The Pour Water Between Buckets to Make Water Levels Equal problem gives you buckets with different water amounts and a loss percentage per pour. Find the maximum equal water level achievable. This coding problem uses binary search on the answer (the target level) with a feasibility check. The array and binary search interview pattern is demonstrated.
Deutsche Bank asks this to test binary search on the answer with a custom feasibility check. The monotonic property: if level L is achievable, any level L' < L is also achievable. Binary search on the decimal level value and verify if total gained water (from pouring excess buckets) can fill all below-L buckets given the loss.

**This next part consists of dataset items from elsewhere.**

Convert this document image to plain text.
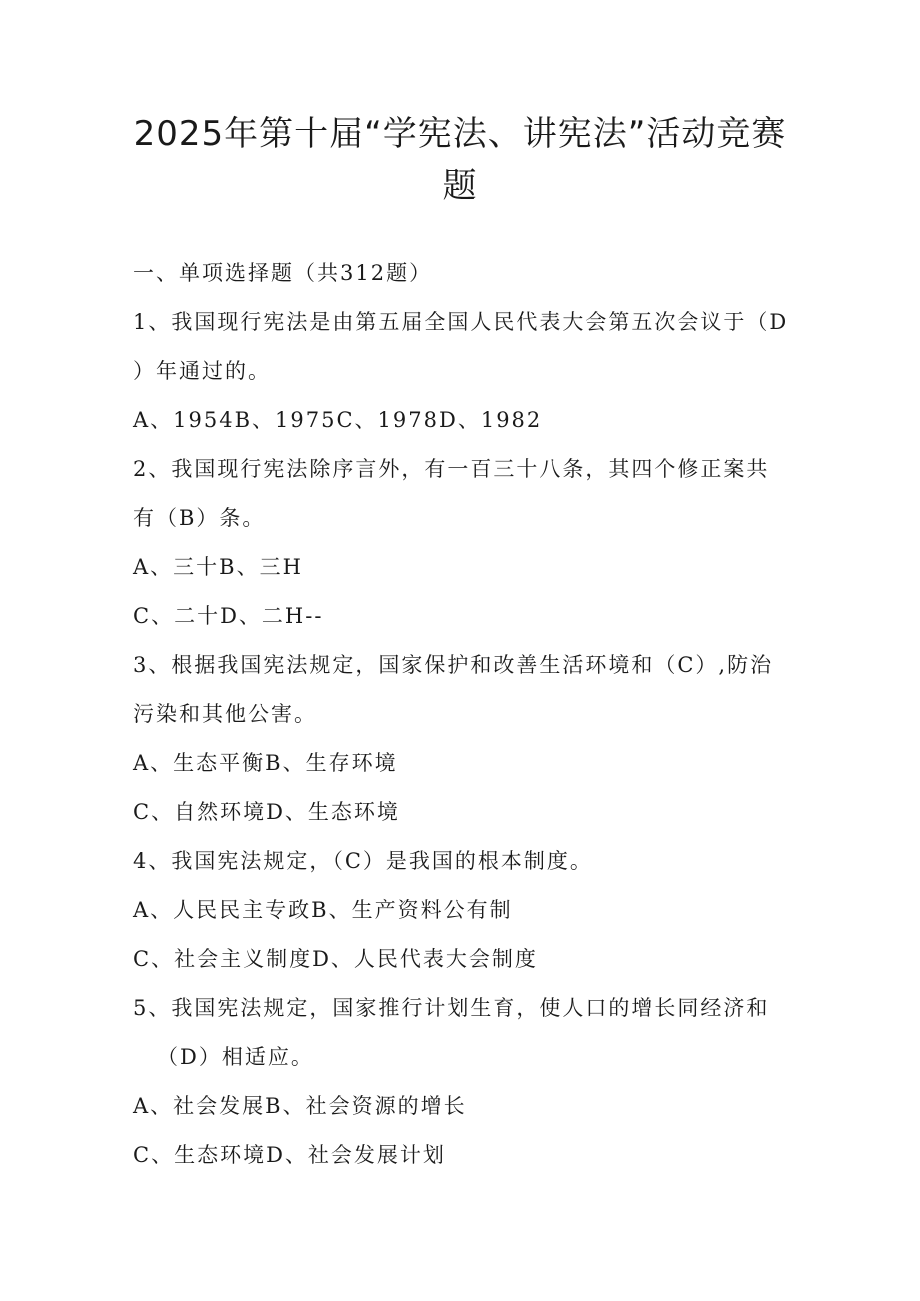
2025年第十届“学宪法、讲宪法”活动竞赛题
一、单项选择题（共312题）
1、我国现行宪法是由第五届全国人民代表大会第五次会议于（D
）年通过的。
A、1954B、1975C、1978D、1982
2、我国现行宪法除序言外，有一百三十八条，其四个修正案共
有（B）条。
A、三十B、三H
C、二十D、二H--
3、根据我国宪法规定，国家保护和改善生活环境和（C）,防治
污染和其他公害。
A、生态平衡B、生存环境
C、自然环境D、生态环境
4、我国宪法规定，（C）是我国的根本制度。
A、人民民主专政B、生产资料公有制
C、社会主义制度D、人民代表大会制度
5、我国宪法规定，国家推行计划生育，使人口的增长同经济和
（D）相适应。
A、社会发展B、社会资源的增长
C、生态环境D、社会发展计划
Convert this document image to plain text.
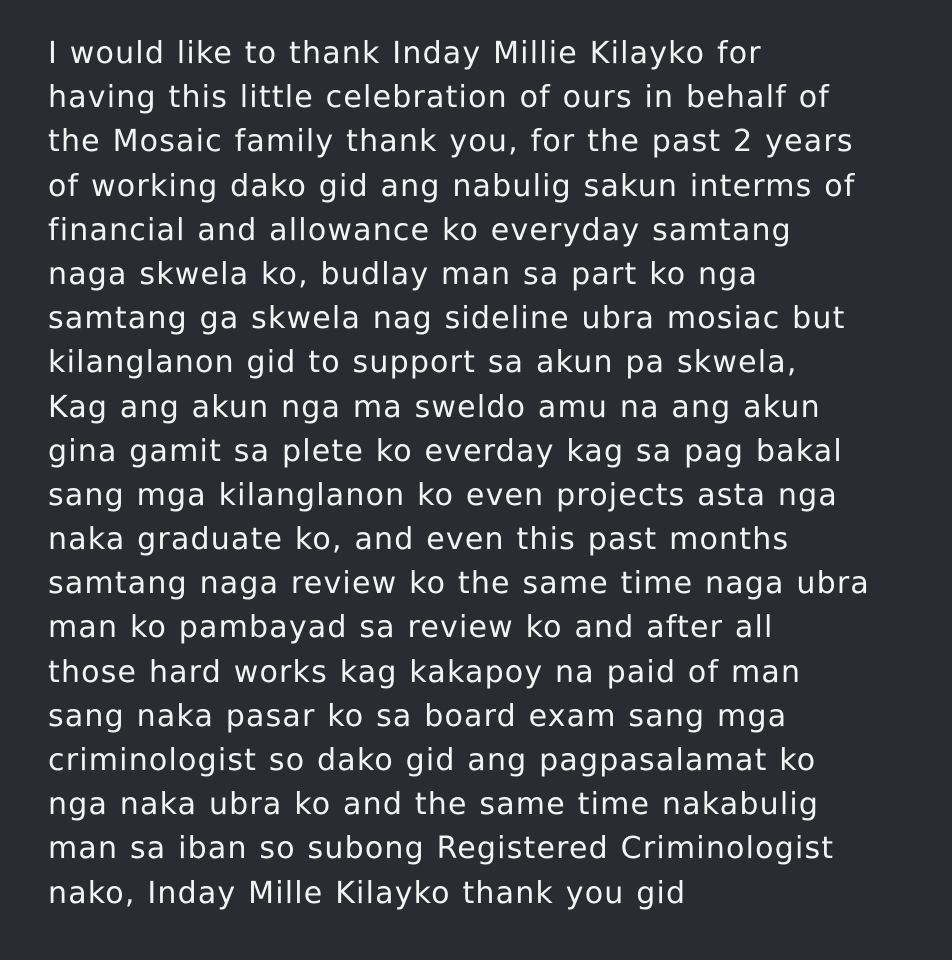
I would like to thank Inday Millie Kilayko for
having this little celebration of ours in behalf of
the Mosaic family thank you, for the past 2 years
of working dako gid ang nabulig sakun interms of
financial and allowance ko everyday samtang
naga skwela ko, budlay man sa part ko nga
samtang ga skwela nag sideline ubra mosiac but
kilanglanon gid to support sa akun pa skwela,
Kag ang akun nga ma sweldo amu na ang akun
gina gamit sa plete ko everday kag sa pag bakal
sang mga kilanglanon ko even projects asta nga
naka graduate ko, and even this past months
samtang naga review ko the same time naga ubra
man ko pambayad sa review ko and after all
those hard works kag kakapoy na paid of man
sang naka pasar ko sa board exam sang mga
criminologist so dako gid ang pagpasalamat ko
nga naka ubra ko and the same time nakabulig
man sa iban so subong Registered Criminologist
nako, Inday Mille Kilayko thank you gid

Binary search on target level. For a given level L: water gained from buckets above L = sum(bucket - L for bucket > L) multiplied by (100 - loss) / 100. Water needed to fill below-L buckets = sum(L - bucket for bucket < L). If gained >= needed, L is feasible. Binary search for the maximum feasible L with precision (e.g., 1e-5 iterations or 100 iterations of floating-point binary search).

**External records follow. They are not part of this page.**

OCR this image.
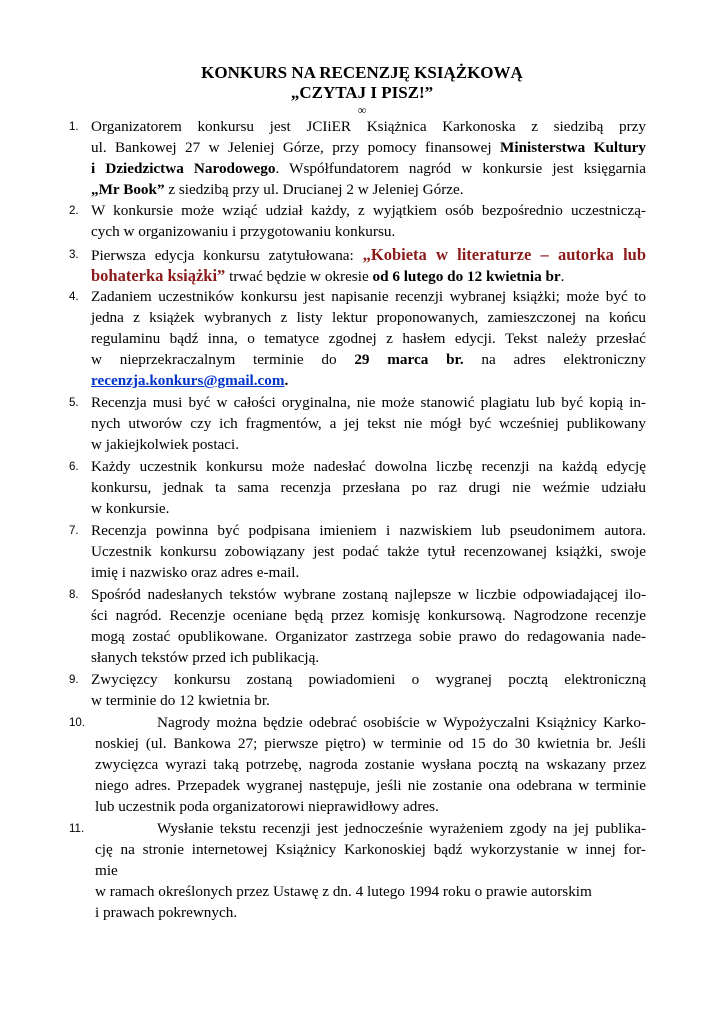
KONKURS NA RECENZJĘ KSIĄŻKOWĄ
„CZYTAJ I PISZ!”
∞
1. Organizatorem konkursu jest JCIiER Książnica Karkonoska z siedzibą przy
ul. Bankowej 27 w Jeleniej Górze, przy pomocy finansowej Ministerstwa Kultury
i Dziedzictwa Narodowego. Współfundatorem nagród w konkursie jest księgarnia
„Mr Book” z siedzibą przy ul. Drucianej 2 w Jeleniej Górze.
2. W konkursie może wziąć udział każdy, z wyjątkiem osób bezpośrednio uczestniczą-
cych w organizowaniu i przygotowaniu konkursu.
3. Pierwsza edycja konkursu zatytułowana: „Kobieta w literaturze – autorka lub
bohaterka książki” trwać będzie w okresie od 6 lutego do 12 kwietnia br.
4. Zadaniem uczestników konkursu jest napisanie recenzji wybranej książki; może być to
jedna z książek wybranych z listy lektur proponowanych, zamieszczonej na końcu
regulaminu bądź inna, o tematyce zgodnej z hasłem edycji. Tekst należy przesłać
w nieprzekraczalnym terminie do 29 marca br. na adres elektroniczny
recenzja.konkurs@gmail.com.
5. Recenzja musi być w całości oryginalna, nie może stanowić plagiatu lub być kopią in-
nych utworów czy ich fragmentów, a jej tekst nie mógł być wcześniej publikowany
w jakiejkolwiek postaci.
6. Każdy uczestnik konkursu może nadesłać dowolna liczbę recenzji na każdą edycję
konkursu, jednak ta sama recenzja przesłana po raz drugi nie weźmie udziału
w konkursie.
7. Recenzja powinna być podpisana imieniem i nazwiskiem lub pseudonimem autora.
Uczestnik konkursu zobowiązany jest podać także tytuł recenzowanej książki, swoje
imię i nazwisko oraz adres e-mail.
8. Spośród nadesłanych tekstów wybrane zostaną najlepsze w liczbie odpowiadającej ilo-
ści nagród. Recenzje oceniane będą przez komisję konkursową. Nagrodzone recenzje
mogą zostać opublikowane. Organizator zastrzega sobie prawo do redagowania nade-
słanych tekstów przed ich publikacją.
9. Zwycięzcy konkursu zostaną powiadomieni o wygranej pocztą elektroniczną
w terminie do 12 kwietnia br.
10.	Nagrody można będzie odebrać osobiście w Wypożyczalni Książnicy Karko-
noskiej (ul. Bankowa 27; pierwsze piętro) w terminie od 15 do 30 kwietnia br. Jeśli
zwycięzca wyrazi taką potrzebę, nagroda zostanie wysłana pocztą na wskazany przez
niego adres. Przepadek wygranej następuje, jeśli nie zostanie ona odebrana w terminie
lub uczestnik poda organizatorowi nieprawidłowy adres.
11.	Wysłanie tekstu recenzji jest jednocześnie wyrażeniem zgody na jej publika-
cję na stronie internetowej Książnicy Karkonoskiej bądź wykorzystanie w innej for-
mie
w ramach określonych przez Ustawę z dn. 4 lutego 1994 roku o prawie autorskim
i prawach pokrewnych.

buckets=[1,2,7], loss=80. L=3: gain from 7=(7-3)*0.2=0.8. Need for 1,2: (3-1)+(3-2)=3. 0.8<3, not feasible. L=2: gain=(7-2)*0.2=1. Need=(2-1)=1. 1>=1 ✓. L=2 is achievable. Answer ≈ 2.00000.

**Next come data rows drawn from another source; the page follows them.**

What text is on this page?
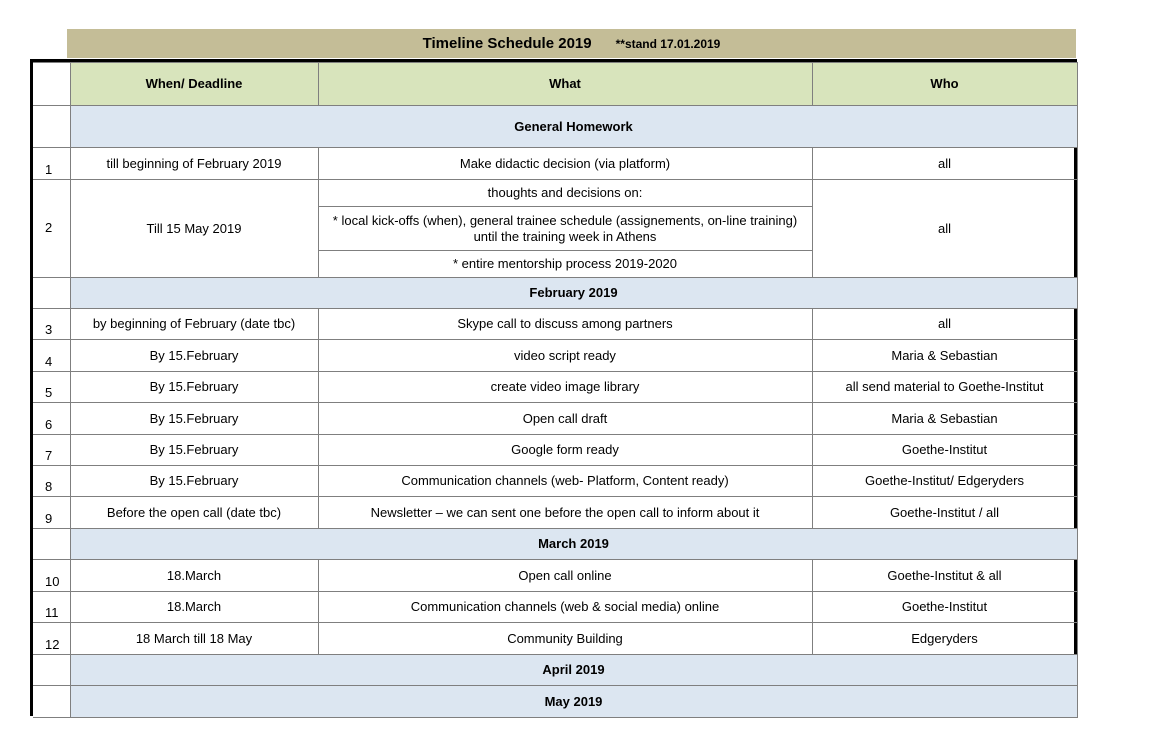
Timeline Schedule 2019 **stand 17.01.2019
	When/ Deadline	What	Who
	General Homework		
1	till beginning of February 2019	Make didactic decision (via platform)	all
2	Till 15 May 2019	thoughts and decisions on:	all
		* local kick-offs (when), general trainee schedule (assignements, on-line training) until the training week in Athens	
		* entire mentorship process 2019-2020	
	February 2019		
3	by beginning of February (date tbc)	Skype call to discuss among partners	all
4	By 15.February	video script ready	Maria & Sebastian
5	By 15.February	create video image library	all send material to Goethe-Institut
6	By 15.February	Open call draft	Maria & Sebastian
7	By 15.February	Google form ready	Goethe-Institut
8	By 15.February	Communication channels (web- Platform, Content ready)	Goethe-Institut/ Edgeryders
9	Before the open call (date tbc)	Newsletter – we can sent one before the open call to inform about it	Goethe-Institut / all
	March 2019		
10	18.March	Open call online	Goethe-Institut & all
11	18.March	Communication channels (web & social media) online	Goethe-Institut
12	18 March till 18 May	Community Building	Edgeryders
	April 2019		
	May 2019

Floating-point binary search problems iterate ~100 times with mid = (lo + hi) / 2 until convergence. The feasibility check defines the monotone condition. Practice floating-point binary search on: "minimum time," "maximum efficiency," "optimal allocation" problems where the answer is a real number. The convergence criterion (100 iterations or error < 1e-6) is standard.